With no meaningful movement in interest rates, homebuyers had little incentive to refinance and that contributed to the bank’s net income falling 8.6 percent to $37.7 million, or 85 cents a share, from $41.2 million, or 92 cents a share, a year earlier.
Still, the earnings beat analysts’ consensus estimate of 84 cents a share and the stock jumped 1.4 percent, or 81 cents, to close Monday at a 52-week high of $58.22. The stock is now up 31.2 percent this year.
"It was one of the better quarters I’ve seen from them in the past year or so," said Nashville, Tenn.-based analyst Brett Rabatin of brokerage firm Sterne Agee. "They had really nice loan growth this quarter. It was very broad-based across the portfolio and deposit flows were nice. The net interest margin (the spread between lending and deposit rates) was up (from the second quarter). The only challenge was around mortgage banking, and most of the industry has had that challenge with the reduction in refinance activity, so it’s not too big of a surprise there."
Bankoh’s mortgage banking income was down nearly $8 million, falling to $4.1 million from $11.7 million at the same time a year ago. As a result, the bank’s noninterest income fell 14 percent last quarter to $45.1 million from $52.4 million.
"That really just reflects what’s happening in the mortgage banking arena right now," said Peter Ho, chairman, president and CEO of Bank of Hawaii. "As interest rates have risen, our mortgage volumes have fallen. And with the (home) purchase market so tight right now because of very little inventory, it’s hard for us to make up for that volume."
He said what drives the refinance boom is a precipitous drop in rates.
"Until people can get a rate that’s meaningfully lower than what their existing rate is, we won’t see much refinancing activity," Ho said.
Despite the lower mortgage origination activity caused by lower refinance trends, Bankoh’s overall loan growth rose 3.9 percent to $6 billion from $5.8 billion in the year earlier quarter. An 11 percent increase in commercial loans and a 7 percent gain in consumer loans (home equity, auto loans and installment loans) more than offset a 5 percent decline in residential mortgage loans. The banks overall loans were up 2.5 percent from the second quarter.
Ho said when refinancing is popular, the Bank of Hawaii can lose some of its loans to competitors.
"There’s a number of other mortgage providers, and in a heavy refinance market, you get a lot of churn in your own portfolio that can have the impact of reducing your loan balances," Ho said. "As the refinance activity slows, what will end up happening is our loan balances will become more stable."
Bankoh also boosted its assets during the quarter by 3.5 percent to $13.8 billion from $13.4 billion.
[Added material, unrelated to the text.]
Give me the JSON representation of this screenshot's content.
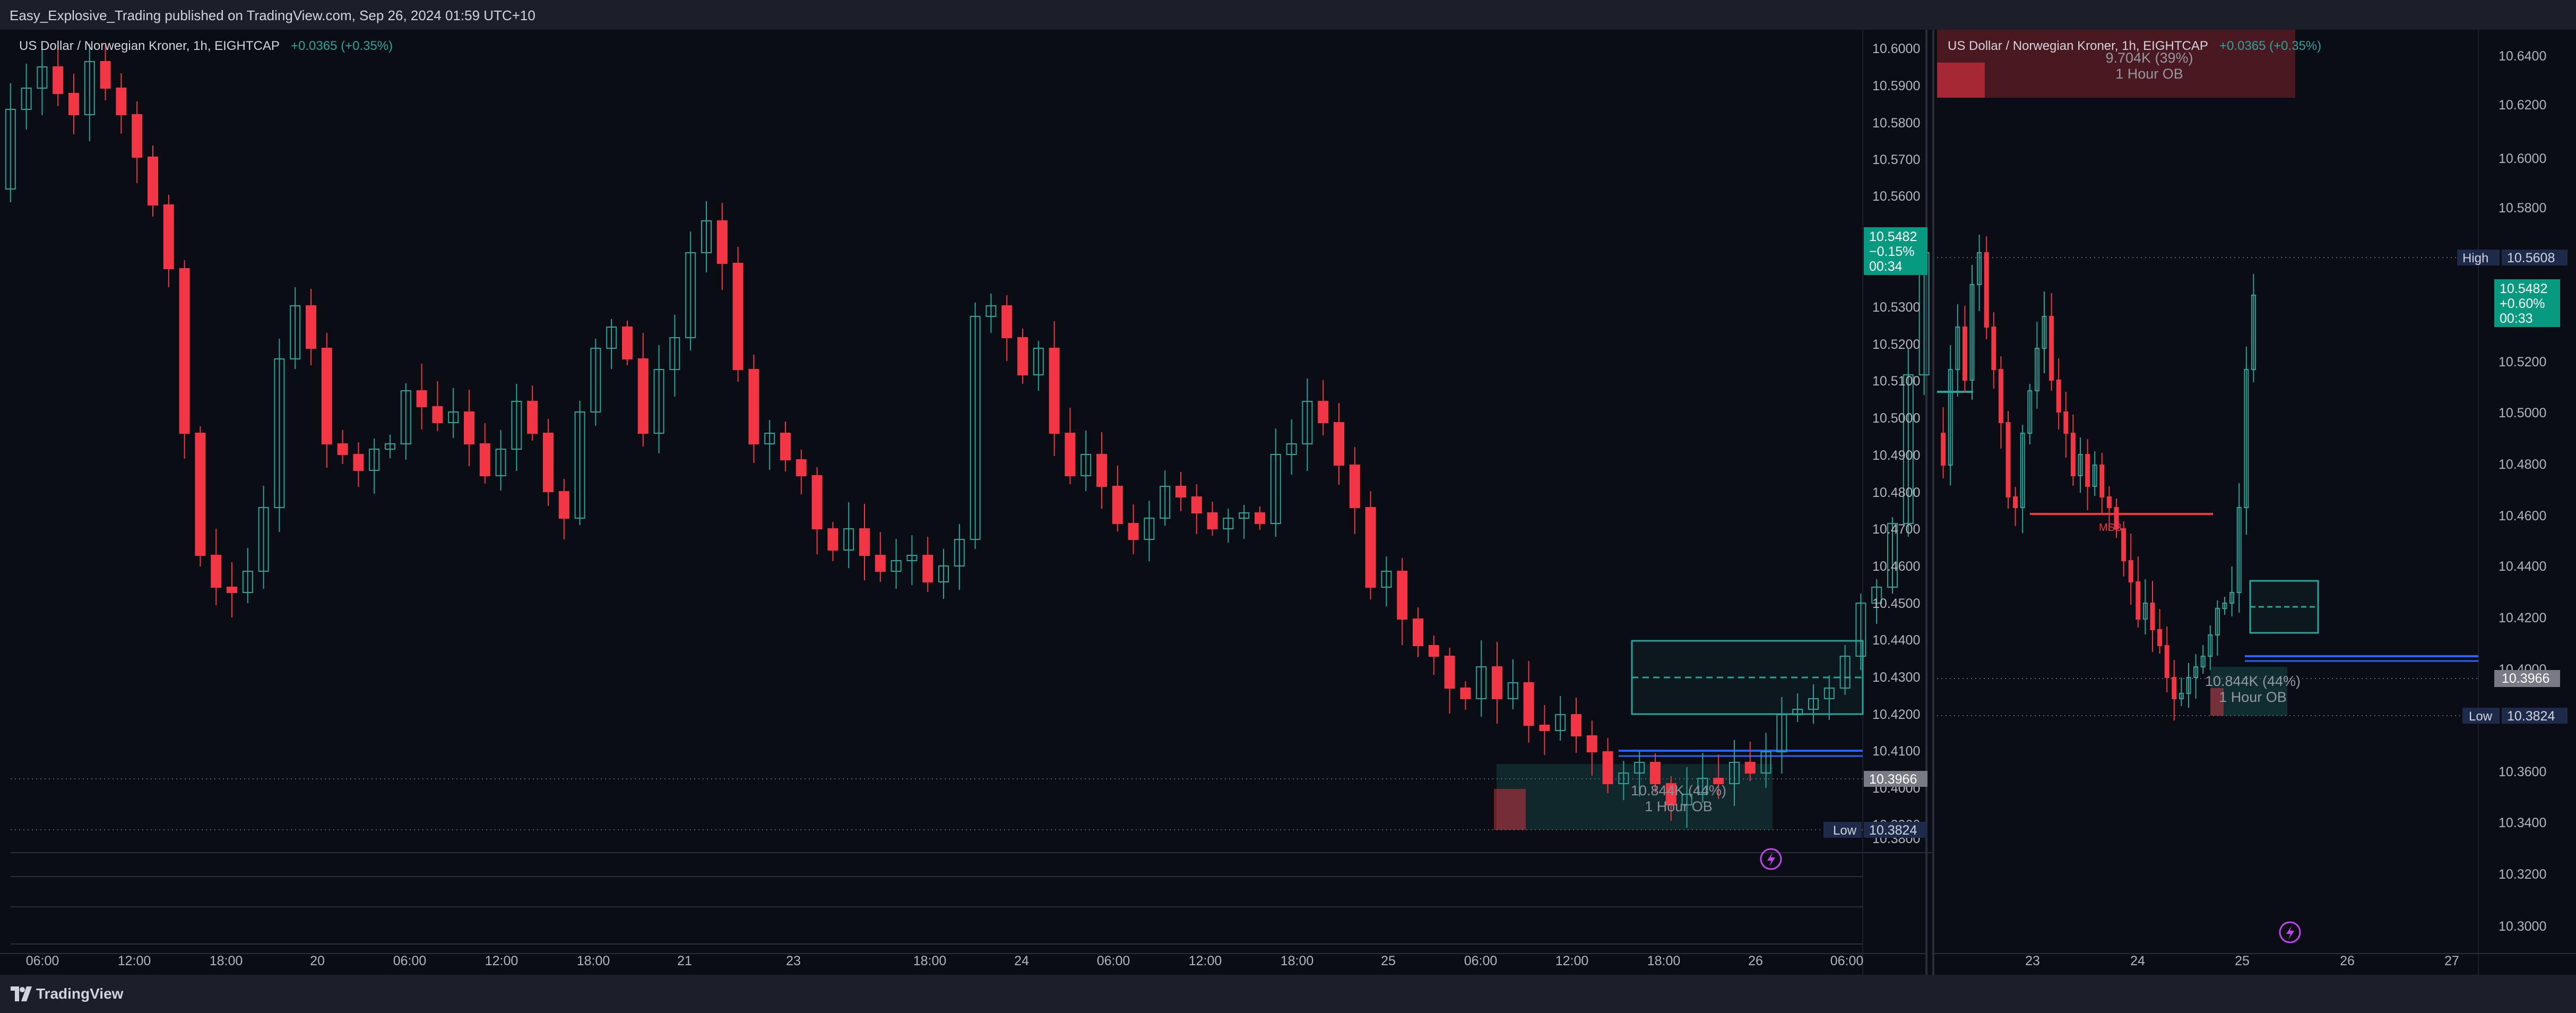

First Hawaiian Bank is the state’s largest bank in terms of assets at $16.7 billion.
Deposits at Bankoh increased 3.5 percent to $11.6 billion from $11.2 billion.
Net interest margins at banks nationwide have been squeezed because of low interest rates, but Bankoh saw a silver lining last quarter as the spread between lending and deposit rates improved to 2.83 percent last quarter from 2.77 percent in the second quarter. A year ago, though, the net interest margin was 2.98 percent.
Likewise, net interest income declined 2.9 percent to $90.9 million from $93.6 million a year ago but rose 4.1 percent from $87.3 million in the second quarter.
The bank’s nonperforming assets — loans due 90 days or more — declined to $33.8 million in the third quarter from $40.3 million in the year-earlier quarter.